– И что же?
– Проходы на ту сторону. Замаскированные, конечно же. Наверное, там какие-нибудь артефакты или еще что-то подобное.
– Так пошел бы и проверил! – не выдержала я.
Диего опасно сощурился. Потянулся, размял руки; мышцы перекатывались под кожей, демонстрируя силу. Кажется, в шатре стало гораздо теплее.
– Ты ведь кое-что знаешь про артефакты, работала с ними – хотя, насколько понял, не так уж много тебе поручали. Не считали способной на большее или не доверяли? Впрочем, неважно. Мертвому богу, кем бы ни было это существо, ты явно по душе: ведь ты не заболела, хотя подходила к нему вплотную. Так что какие-то плюсы от нашего вынужденного союза я все же смогу получить.
– С чего ты взял, что я стану тебе помогать?
– Иначе я сделаю твою жизнь невыносимой.
«Она уже такая», – подумала я и вдруг вспомнила про нож с искривленным лезвием: где он теперь? Наверное, уже не найду. Диего сперва вложил его в мою руку, сыграл на доверии. Я пользовалась им на кухне, но так и не смогла привыкнуть к рукояти. Потом Диего стал брать тот нож на охоту – и теперь наверняка хорошо его спрятал. Какая же я глупая, доверчивая!
Есть еще собственные руки. Может, когда мужчина заснет… «Кого обманываешь? Хочешь стать такой же, убийцей? А еще ты чуть ли не в два раза ниже, худая, слабая. А он почти – или уже – чудовище».
Тело моей Лилии на песке – было, нет? Я, наверное, уже никогда не узнаю.

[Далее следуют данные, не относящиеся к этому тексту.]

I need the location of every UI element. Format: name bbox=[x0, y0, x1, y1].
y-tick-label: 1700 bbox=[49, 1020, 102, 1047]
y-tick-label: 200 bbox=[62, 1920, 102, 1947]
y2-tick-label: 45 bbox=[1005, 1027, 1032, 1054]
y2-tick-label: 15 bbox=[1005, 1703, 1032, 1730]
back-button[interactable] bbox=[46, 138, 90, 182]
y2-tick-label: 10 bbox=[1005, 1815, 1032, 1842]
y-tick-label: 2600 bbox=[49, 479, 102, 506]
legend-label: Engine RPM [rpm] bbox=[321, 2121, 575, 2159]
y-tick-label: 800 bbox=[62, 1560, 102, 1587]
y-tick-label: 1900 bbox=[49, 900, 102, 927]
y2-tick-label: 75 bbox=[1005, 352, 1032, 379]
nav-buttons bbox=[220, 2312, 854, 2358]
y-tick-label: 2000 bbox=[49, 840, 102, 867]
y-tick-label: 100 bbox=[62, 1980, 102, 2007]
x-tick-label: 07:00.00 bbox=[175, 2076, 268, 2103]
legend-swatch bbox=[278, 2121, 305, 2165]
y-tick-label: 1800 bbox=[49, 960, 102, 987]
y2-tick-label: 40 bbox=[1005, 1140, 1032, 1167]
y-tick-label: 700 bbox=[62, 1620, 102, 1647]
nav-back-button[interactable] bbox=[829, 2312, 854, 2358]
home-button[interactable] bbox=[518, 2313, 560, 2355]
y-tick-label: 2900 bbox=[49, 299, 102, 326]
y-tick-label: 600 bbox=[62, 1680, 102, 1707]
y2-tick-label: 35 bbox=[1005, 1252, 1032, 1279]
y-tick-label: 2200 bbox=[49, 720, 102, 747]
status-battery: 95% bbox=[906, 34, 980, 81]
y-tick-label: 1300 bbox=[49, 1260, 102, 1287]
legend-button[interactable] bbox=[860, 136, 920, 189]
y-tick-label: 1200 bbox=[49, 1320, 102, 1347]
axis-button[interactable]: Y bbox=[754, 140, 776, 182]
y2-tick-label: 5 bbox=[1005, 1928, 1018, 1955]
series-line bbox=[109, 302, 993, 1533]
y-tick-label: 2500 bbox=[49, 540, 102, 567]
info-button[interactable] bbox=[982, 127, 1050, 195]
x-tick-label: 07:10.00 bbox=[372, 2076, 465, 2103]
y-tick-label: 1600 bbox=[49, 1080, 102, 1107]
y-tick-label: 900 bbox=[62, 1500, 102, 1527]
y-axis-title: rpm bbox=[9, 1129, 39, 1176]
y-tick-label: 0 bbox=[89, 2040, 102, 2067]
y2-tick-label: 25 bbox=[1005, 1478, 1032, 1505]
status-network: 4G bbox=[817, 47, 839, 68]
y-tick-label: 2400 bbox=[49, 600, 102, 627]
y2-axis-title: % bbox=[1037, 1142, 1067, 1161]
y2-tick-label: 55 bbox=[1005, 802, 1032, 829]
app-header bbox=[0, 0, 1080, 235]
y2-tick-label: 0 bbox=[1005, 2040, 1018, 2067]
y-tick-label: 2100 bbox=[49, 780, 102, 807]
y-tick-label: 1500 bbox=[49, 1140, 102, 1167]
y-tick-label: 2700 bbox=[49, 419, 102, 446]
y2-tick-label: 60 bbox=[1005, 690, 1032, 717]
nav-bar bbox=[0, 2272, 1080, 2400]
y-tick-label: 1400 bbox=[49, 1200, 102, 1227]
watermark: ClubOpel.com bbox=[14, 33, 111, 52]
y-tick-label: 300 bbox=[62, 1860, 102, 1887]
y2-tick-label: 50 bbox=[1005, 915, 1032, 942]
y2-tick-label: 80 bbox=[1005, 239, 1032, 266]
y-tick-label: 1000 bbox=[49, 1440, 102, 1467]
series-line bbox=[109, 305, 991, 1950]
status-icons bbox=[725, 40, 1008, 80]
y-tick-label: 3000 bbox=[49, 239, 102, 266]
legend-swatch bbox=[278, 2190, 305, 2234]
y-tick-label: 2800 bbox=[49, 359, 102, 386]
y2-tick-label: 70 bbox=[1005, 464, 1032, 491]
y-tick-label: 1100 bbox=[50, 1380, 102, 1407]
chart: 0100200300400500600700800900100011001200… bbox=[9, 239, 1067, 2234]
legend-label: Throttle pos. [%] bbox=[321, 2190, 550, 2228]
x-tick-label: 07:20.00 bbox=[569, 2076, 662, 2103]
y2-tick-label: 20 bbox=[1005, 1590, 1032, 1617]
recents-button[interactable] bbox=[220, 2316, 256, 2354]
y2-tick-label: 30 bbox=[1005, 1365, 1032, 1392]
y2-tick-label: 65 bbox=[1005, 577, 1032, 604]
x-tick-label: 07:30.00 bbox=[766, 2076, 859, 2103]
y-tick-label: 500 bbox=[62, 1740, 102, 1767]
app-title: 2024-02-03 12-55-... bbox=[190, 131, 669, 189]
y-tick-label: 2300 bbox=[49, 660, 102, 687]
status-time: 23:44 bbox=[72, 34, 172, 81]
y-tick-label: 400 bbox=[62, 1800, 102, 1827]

А ведь Главный пытался предупредить, вспомнила я. Зря столько времени обходила его стороной, десятой дорогой, не здоровалась и не отвечала на приветствия. Ускоряла шаг, стоило его увидеть, сворачивала с дороги. А на самом деле…
– Я помогу тебе. Только у меня есть условие.
– Мне кажется, ты не в том положении, чтобы выдвигать их. Ладно, я сделаю милость и пойду навстречу.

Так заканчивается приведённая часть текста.